DeepSeek, the viral AI sensation, has introduced a new family of multimodal AI models called Janus-Pro, claiming they surpass OpenAI’s DALL-E 3 in performance.
The Janus-Pro models, available on the AI development platform Hugging Face, range from 1 billion to 7 billion parameters—smaller yet powerful. Parameters are a key measure of a model’s problem-solving capacity, with larger parameter counts often indicating better performance. Despite their compact size, Janus-Pro models reportedly outperform not only DALL-E 3 but also rivals like PixArt-alpha, Emu3-Gen, and Stability AI’s Stable Diffusion XL in evaluations such as GenEval and DPG-Bench.
Operating under an MIT license, Janus-Pro is free for commercial use. Its “novel autoregressive framework” allows for both image analysis and creation. However, the models currently support a maximum resolution of 384 x 384 pixels. DeepSeek describes the series as a game-changer for unified multimodal models, balancing simplicity, flexibility, and effectiveness.
The DeepSeek Revolution: A Threat to the U.S. AI Leadership?
DeepSeek, backed by Chinese investment from High-Flyer Capital Management, made headlines after its chatbot app soared to the top of the Apple App Store charts. Its innovative language models, developed with cost-efficient training techniques, have raised concerns among analysts about the U.S.’s ability to maintain its AI lead.
The debut of DeepSeek-R1 trained on NVIDIA’s H800 GPUs with a modest $6 million budget, has drawn significant attention. Analysts question whether AI chip demand will be sustained as efficient training reduces the cost of creating advanced models.
NVIDIA’s Tumultuous Ride with DeepSeek
Despite DeepSeek’s reliance on NVIDIA’s GPUs, its latest moves have shaken the market. On January 22, NVIDIA’s stock plummeted by 17%, erasing $600 billion in market value—the most significant single-day loss in Wall Street history. This downturn was linked to DeepSeek’s success, even though NVIDIA GPUs remain integral to DeepSeek’s operations.
DeepSeek’s recent pivot to Huawei’s 910C chips for inference has added complexity to the situation. While NVIDIA reiterated its dominance in supplying GPUs to China, it faces rising competition from Huawei’s Ascend 910C processor, touted as a rival to NVIDIA’s H100 chip.
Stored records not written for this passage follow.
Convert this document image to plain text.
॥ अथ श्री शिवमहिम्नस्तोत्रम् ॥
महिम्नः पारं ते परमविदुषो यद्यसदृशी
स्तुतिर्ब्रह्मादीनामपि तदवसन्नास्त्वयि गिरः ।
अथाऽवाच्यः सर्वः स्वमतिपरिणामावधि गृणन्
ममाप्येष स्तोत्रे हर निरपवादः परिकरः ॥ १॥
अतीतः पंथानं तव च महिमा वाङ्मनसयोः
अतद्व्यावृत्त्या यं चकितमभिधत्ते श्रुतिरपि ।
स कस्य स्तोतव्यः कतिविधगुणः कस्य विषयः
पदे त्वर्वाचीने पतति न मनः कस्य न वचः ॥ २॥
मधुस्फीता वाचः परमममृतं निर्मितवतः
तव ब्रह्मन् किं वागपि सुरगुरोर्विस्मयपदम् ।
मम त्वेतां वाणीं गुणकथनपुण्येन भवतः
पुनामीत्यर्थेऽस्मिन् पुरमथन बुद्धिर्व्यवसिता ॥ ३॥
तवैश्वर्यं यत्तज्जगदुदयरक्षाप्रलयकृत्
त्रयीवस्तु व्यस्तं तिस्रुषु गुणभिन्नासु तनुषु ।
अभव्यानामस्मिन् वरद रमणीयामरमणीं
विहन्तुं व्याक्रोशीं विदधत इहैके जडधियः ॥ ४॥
The Jevons Paradox of AI Compute
The demand for computing power paradoxically grows as AI models become more efficient. This phenomenon, known as the Jevons Paradox, suggests that improved efficiency often leads to greater consumption. Microsoft CEO Satya Nadella echoed this sentiment, predicting that as AI becomes more accessible, the demand for GPUs like NVIDIA’s will only expand.
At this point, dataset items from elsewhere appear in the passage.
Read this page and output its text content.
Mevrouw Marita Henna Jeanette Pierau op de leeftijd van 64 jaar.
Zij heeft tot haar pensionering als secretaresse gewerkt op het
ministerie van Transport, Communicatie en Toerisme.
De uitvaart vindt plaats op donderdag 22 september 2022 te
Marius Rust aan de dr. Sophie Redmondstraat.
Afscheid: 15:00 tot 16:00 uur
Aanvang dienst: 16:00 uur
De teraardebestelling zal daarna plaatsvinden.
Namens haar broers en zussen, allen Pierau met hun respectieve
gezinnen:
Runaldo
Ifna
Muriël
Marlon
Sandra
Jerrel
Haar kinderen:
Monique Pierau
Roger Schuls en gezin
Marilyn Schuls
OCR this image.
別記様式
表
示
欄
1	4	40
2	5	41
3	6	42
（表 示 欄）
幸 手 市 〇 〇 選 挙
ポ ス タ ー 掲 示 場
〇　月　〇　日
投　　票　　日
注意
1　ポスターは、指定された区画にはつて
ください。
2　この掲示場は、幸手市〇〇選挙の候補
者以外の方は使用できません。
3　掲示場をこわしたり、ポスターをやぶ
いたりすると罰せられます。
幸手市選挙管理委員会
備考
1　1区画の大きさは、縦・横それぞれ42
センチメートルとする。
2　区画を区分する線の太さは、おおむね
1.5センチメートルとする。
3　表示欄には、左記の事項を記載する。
Meanwhile, critics argue that smaller language models and mobile-friendly solutions will soon reduce reliance on GPUs. Companies like Meta are already ramping up AI infrastructure investments, with plans for $65 billion in 2025 capital expenditure. NVIDIA has also unveiled Project DIGITS, a $3,000 supercomputer aimed at researchers and students, signaling its intent to dominate the local AI market.
NVIDIA’s Complicated Relationship with China
China remains a critical market for NVIDIA despite U.S. restrictions on AI chip exports. To maintain its foothold, the company has created export-compliant versions of its GPUs, such as the H20 and L20. However, investigations have revealed smuggling networks and the unauthorized use of NVIDIA chips in Chinese servers, prompting scrutiny from U.S. regulators.
Huawei’s domestic processors, like the Ascend 910C, are poised to challenge NVIDIA’s dominance. DeepSeek, having trained its models on NVIDIA hardware, is now leveraging Huawei chips for inference, further fueling the narrative of a shifting global AI landscape.
The Bottom Line
DeepSeek’s rise underscores the rapidly changing AI industry, where cost efficiency, open-source development, and geopolitical tensions are reshaping the competitive landscape. While NVIDIA remains a key player, challengers like DeepSeek and Huawei are redefining the rules, ensuring the AI race is far from over.